Aber ja! Ich bin mit 31 vom Sammler zum Händler geworden. Und ich bedaure jeden Tag, an dem ich etwas anderes gemacht habe. Das war mir nicht in die Wiege gelegt, obwohl ich sehr jung war. Fünf Jahre vorher wäre es schon möglich gewesen, aber ich habe nicht daran gedacht, diesen Schritt zu tun.

Sie haben sehr früh angefangen, Zeichnungen und Grafiken der deutschen Expressionisten zu sammeln.

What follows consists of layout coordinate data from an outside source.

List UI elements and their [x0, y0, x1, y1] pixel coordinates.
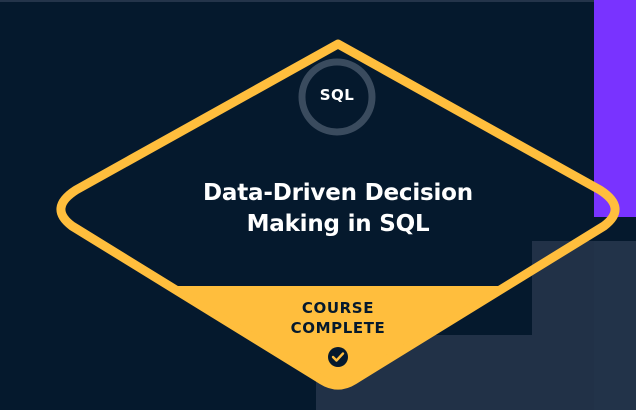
course-status-line-1: COURSE	[301, 299, 375, 317]
check-circle-icon	[328, 347, 348, 367]
course-title-line-1: Data-Driven Decision	[203, 180, 473, 206]
course-status-line-2: COMPLETE	[290, 319, 386, 337]
course-title-line-2: Making in SQL	[246, 211, 430, 237]
badge-canvas: SQL Data-Driven Decision Making in SQL C…	[0, 0, 636, 410]
skill-tag: SQL	[319, 86, 355, 104]
course-title: Data-Driven Decision Making in SQL	[150, 178, 526, 240]
course-status: COURSE COMPLETE	[260, 298, 416, 338]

Damit habe ich schon während meines Studiums angefangen. Meine Eltern haben zwar das Studium bezahlt, aber was ich mir in den Semesterferien verdient habe, war frei verfügbar. Dann haben wir Grafiken des Deutschen Expressionismus erworben, ich und meine Frau, die ich während des Studiums kennengelernt habe. Aquarelle und Größeres waren zu teuer. Und selbst die Grafiken musste ich in Raten abbezahlen. Als junger Sammler war es nicht so einfach, in die Galerie zu gehen und etwas von der Wand zu kaufen.

Haben Sie von Anfang an auch zeitgenössische Kunst gesammelt oder kam das erst später?
Eigentlich habe ich mit zeitgenössischen Dingen angefangen. Aber ich habe dann nicht den richtigen Zugang gefunden, und die Dinge, die ich erworben habe, haben sich nicht so entwickelt. Mir fehlte die richtige Anleitung. Das nenne ich bei meinen Kunden immer "Jugendsünden". Ich habe beispielsweise Arbeiten von einem Künstler gekauft, der gute "FAZ"-Kritiken bekam und große Ausstellungen hatte, aber dann aufgrund des Erfolgs plötzlich in Indien verschwand. Er wurde über Jahre nicht gesehen, und als er wiederkam war er ausgebrannt und man hat nie wieder etwas von ihm gehört. Oder ein anderer war ein begnadeter Zeichner, dem hat man die gleichen Fähigkeiten attestiert wie Horst Janssen. Er hatte auch große Ausstellungen in Berlin, tauchte aber plötzlich ab und ging in den Schuldienst. Dann kam nichts mehr. Dann hatte ich aber das Glück, Hans Pels-Leusden, von der gleichnamigen Galerie, Florian Karsch von der Galerie Nierendorf und Professor Leopold Reidemeister vom Brücke-Museum kennenzulernen. Die waren alle sehr klassisch orientiert und haben mir die Brücke-Künstler nahe gebracht. So habe ich dann angefangen, Grafik aus diesem Bereich zu sammeln.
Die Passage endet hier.